The serious health inequities faced by trans people mean that it is crucial that the field of trans health receives more research grant funding. This funding could be used for recruiting collaborators and research assistants who are trans and to ensure fair payment of participants to compensate them for their time. Trans people should be setting the agenda for this funding, and, of course, the topics we identified in the first section of this article are ones that we believe should be considered.

Limitations

A significant limitation of this work is that our authorship group is limited to Anglophones and does not include people who are disabled or from the Global South; we also have limited ethnic/racial diversity and do not span the full range of disciplines working in trans health. There are also many excellent researchers in the field who are trans who are not authors of this paper. This means that this analysis will not be comprehensive, and we do not claim it to be.

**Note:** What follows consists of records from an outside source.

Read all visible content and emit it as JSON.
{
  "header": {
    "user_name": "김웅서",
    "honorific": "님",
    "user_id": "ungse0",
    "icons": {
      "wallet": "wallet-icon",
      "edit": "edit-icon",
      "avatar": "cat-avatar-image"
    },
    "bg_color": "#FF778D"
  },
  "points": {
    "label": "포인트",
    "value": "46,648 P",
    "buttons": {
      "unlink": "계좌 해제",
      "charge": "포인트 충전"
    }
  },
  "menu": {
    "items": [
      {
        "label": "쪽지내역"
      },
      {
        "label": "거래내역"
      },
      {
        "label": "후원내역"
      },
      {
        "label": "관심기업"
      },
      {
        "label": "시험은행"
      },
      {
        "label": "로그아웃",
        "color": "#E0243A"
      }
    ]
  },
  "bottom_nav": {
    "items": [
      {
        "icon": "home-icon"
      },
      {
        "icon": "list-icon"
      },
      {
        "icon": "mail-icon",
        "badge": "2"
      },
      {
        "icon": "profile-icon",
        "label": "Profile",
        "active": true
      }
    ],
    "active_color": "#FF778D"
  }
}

Another limitation is the method of using separate individual interviews and feedback, which makes it more difficult for this article to be presented as a synergistic whole than it might have been if we included group discussion. We made our best effort to integrate and synthesize the different topics and considerations during the drafting of this article. Our individual interview method, however, had the advantage of ensuring each author’s suggestions are given equal consideration in this article. Future work in this area could consider using focus groups, but this was not practical for this article due to time zones and scheduling issues. Despite these limitations, we think that this expert assessment will be helpful to our colleagues conducting trans health research.

Conclusions

Other work has outlined research priorities in the field of trans health based on literature review (dickey et al., 2016; Feldman et al., 2016; Iwamoto et al., 2019; Olson-Kennedy et al., 2016; Reisner et al., 2016), and trans community expertise (Blotner & Rajunov, 2018; Misiolek & Kattari, 2020; Stewart et al., 2017; Zwickl et al., 2019). This article adds to the literature by being more up-to-date and including the active knowledge of authors who bring both research experience (including knowledge of the academic literature) as well as lived experience and trans community expertise. While there is some overlap between the topics and issues outlined in this article and the previous work that has identified research priorities—and we cited the previous work where we see this overlap exists—we have also introduced many new topics and issues here. Despite the limitations with representation among our authorship group, we hope that the issues and considerations discussed in this article are helpful as a small part of the movement of the field toward being more responsive to the needs of trans communities.

Correction Statement

This article has been republished with minor changes. These changes do not impact the academic content of the article.

Funding Statement

This study was funded by the Waikato Medical Research Foundation (grant no. 301).

Footnotes

1

Hastings et al. (2021, p. e186) defined this as “the assumptions that endosex (someone whose sex characteristics are expected for the male or female sex, ie, someone who is not intersex), cisgender, and heterosexuality are ‘normal’”.

2

We thank an anonymous reviewer for alerting us to this point.

3

We use the term awareness and humility here because it broadly encompasses accountability, power differentials between providers and service users and acknowledges systemic inequities (Fisher-Borne et al., 2015; Tervalon & Murray-García, 1998), although not all authors agreed with this terminology.

Conflict of Interest

The authors declare that they have no conflict of interest.

Ethical Approval

This article does not contain any studies with human participants performed by any of the authors.